Bad Hersfelder Haupt- und Finanzausschuss beriet den Haushalt 2012

Entwarnung auf ganzer Linie

Bernd Wennemuth, Vorsitzender des Haupt- und Finanzausschusses, mit seinem Fahrplan für die Haushaltsberatung: Jeder farbige Reiter steht für eine Anfrage oder einen Antrag der Fraktionen. Foto: Schönholtz

Bad Hersfeld. Entwarnung auf ganzer Linie beim Bad Hersfelder Haushalt 2012: Weder die von Bürgermeister Thomas Fehling zunächst für erforderlich gehaltene zehnprozentige Reduzierung der freiwilligen Leistungen wird stattfinden noch werden die Kindergartengebühren erhöht.

Zwar beschloss der Haupt- und Finanzausschuss gestern noch einstimmig die Rücknahme der Kürzungen, doch der Bürgermeister hatte mit den aktualisierten Haushaltsdaten auf einer zuvor verteilten Veränderungsliste schon vor Sitzungsbeginn für Entspannung gesorgt.
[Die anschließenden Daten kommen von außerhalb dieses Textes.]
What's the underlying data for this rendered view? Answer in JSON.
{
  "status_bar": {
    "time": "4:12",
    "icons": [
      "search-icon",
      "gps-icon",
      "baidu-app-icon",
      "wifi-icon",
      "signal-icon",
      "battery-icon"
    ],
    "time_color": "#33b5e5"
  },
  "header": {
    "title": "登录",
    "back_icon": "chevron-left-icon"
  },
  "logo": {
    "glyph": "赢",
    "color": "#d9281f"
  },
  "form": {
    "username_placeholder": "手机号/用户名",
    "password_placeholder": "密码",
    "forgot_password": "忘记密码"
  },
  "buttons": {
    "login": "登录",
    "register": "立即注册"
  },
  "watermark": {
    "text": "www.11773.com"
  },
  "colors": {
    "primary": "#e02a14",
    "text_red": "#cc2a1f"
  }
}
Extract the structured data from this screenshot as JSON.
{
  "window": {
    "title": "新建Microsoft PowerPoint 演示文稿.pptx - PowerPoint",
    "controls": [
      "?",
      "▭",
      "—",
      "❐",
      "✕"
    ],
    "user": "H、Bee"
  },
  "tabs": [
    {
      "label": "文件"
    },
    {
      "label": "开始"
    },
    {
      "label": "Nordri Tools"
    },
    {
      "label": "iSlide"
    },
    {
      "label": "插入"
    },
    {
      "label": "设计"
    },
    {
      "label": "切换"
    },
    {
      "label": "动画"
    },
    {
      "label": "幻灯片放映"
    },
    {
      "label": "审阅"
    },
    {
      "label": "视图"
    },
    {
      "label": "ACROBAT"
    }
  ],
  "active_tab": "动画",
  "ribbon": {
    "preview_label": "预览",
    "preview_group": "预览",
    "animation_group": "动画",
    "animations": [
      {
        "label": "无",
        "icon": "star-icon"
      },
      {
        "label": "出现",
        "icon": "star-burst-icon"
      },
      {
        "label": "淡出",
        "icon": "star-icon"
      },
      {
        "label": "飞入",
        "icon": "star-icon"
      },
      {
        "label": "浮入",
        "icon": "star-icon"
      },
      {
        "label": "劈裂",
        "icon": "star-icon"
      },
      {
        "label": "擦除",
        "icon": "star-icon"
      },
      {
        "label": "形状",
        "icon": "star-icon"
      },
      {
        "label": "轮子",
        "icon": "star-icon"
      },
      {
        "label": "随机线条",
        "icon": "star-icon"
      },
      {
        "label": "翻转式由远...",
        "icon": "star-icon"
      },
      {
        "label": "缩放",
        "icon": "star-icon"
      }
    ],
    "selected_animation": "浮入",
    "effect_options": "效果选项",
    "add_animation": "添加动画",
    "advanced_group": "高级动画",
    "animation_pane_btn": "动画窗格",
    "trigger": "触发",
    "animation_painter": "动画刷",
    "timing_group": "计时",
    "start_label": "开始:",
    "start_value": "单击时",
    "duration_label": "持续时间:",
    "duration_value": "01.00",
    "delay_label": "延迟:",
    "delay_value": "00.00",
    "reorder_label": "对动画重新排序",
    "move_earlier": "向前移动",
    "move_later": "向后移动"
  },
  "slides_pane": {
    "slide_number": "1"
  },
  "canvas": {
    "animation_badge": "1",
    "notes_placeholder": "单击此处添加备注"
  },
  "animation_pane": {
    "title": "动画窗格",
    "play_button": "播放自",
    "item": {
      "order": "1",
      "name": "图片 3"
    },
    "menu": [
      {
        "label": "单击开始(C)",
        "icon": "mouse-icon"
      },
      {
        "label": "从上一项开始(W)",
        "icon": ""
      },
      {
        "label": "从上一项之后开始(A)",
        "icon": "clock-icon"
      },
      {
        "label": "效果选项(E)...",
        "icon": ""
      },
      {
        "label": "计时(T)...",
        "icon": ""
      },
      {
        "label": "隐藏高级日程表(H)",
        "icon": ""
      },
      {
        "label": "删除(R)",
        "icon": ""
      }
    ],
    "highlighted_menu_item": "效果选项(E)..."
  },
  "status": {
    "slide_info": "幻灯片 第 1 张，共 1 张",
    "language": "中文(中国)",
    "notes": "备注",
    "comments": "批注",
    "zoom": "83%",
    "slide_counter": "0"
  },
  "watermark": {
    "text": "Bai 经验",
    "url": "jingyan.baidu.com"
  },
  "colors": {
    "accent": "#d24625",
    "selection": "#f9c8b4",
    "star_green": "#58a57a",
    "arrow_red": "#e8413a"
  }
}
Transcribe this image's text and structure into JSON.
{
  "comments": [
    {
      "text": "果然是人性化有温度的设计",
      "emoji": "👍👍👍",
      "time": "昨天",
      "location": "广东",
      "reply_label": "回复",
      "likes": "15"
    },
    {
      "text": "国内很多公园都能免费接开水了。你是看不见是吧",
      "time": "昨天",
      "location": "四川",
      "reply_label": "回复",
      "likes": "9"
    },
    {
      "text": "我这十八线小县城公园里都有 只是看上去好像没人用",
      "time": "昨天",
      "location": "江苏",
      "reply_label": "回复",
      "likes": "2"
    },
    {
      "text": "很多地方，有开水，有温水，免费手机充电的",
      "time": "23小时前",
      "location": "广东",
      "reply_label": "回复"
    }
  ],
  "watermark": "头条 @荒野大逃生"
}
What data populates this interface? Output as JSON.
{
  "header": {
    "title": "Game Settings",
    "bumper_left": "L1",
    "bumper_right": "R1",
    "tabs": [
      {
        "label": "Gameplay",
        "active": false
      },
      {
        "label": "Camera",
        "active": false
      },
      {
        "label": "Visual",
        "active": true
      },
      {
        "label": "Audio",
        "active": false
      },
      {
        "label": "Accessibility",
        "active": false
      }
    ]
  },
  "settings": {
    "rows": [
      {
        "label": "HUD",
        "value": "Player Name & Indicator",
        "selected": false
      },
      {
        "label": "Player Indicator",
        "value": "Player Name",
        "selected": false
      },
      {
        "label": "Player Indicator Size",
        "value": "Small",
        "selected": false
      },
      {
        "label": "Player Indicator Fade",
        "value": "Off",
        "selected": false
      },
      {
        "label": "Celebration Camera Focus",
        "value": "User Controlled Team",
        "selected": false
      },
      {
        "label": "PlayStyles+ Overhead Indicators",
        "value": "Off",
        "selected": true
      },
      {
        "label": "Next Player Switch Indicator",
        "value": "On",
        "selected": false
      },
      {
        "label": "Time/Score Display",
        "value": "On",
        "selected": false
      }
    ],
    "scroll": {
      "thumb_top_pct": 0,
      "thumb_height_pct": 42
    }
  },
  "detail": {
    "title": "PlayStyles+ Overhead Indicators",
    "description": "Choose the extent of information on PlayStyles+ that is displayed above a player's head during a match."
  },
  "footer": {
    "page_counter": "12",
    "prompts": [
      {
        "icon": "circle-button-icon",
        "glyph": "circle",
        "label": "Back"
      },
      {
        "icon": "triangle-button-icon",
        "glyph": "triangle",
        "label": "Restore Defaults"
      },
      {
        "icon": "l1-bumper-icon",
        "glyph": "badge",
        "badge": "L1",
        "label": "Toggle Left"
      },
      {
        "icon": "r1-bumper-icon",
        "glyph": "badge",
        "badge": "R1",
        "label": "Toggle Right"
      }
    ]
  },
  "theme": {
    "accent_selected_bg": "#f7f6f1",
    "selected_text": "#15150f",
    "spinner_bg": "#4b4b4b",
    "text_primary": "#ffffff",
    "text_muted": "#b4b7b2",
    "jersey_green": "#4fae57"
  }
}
Überschuss und Steuer-Plus

Möglich wurden Fehlings Vorschläge – die allerdings noch nicht den Magistrat passiert hatten – durch eine günstige Entwicklung der städtischen Finanzen. So rechnet man in der Kämmerei für das laufende Haushaltsjahr mit einem Überschuss von 250 000 Euro, und die jüngsten Steuerschätzungen versprechen ein Einnahmeplus von 134 000 Euro. Deswegen seien „schmerzliche Maßnahmen“, durch die ein Defizit vermieden werden sollte, nun doch nicht erforderlich, sagte der Bürgermeister.

Waren sich die Fraktionsvertreter im Groben schnell einig, so wurden im Detail alljährlich wiederkehrende Rituale in Sachen Buchcafé und Arbeitskreis für Musik gepflegt.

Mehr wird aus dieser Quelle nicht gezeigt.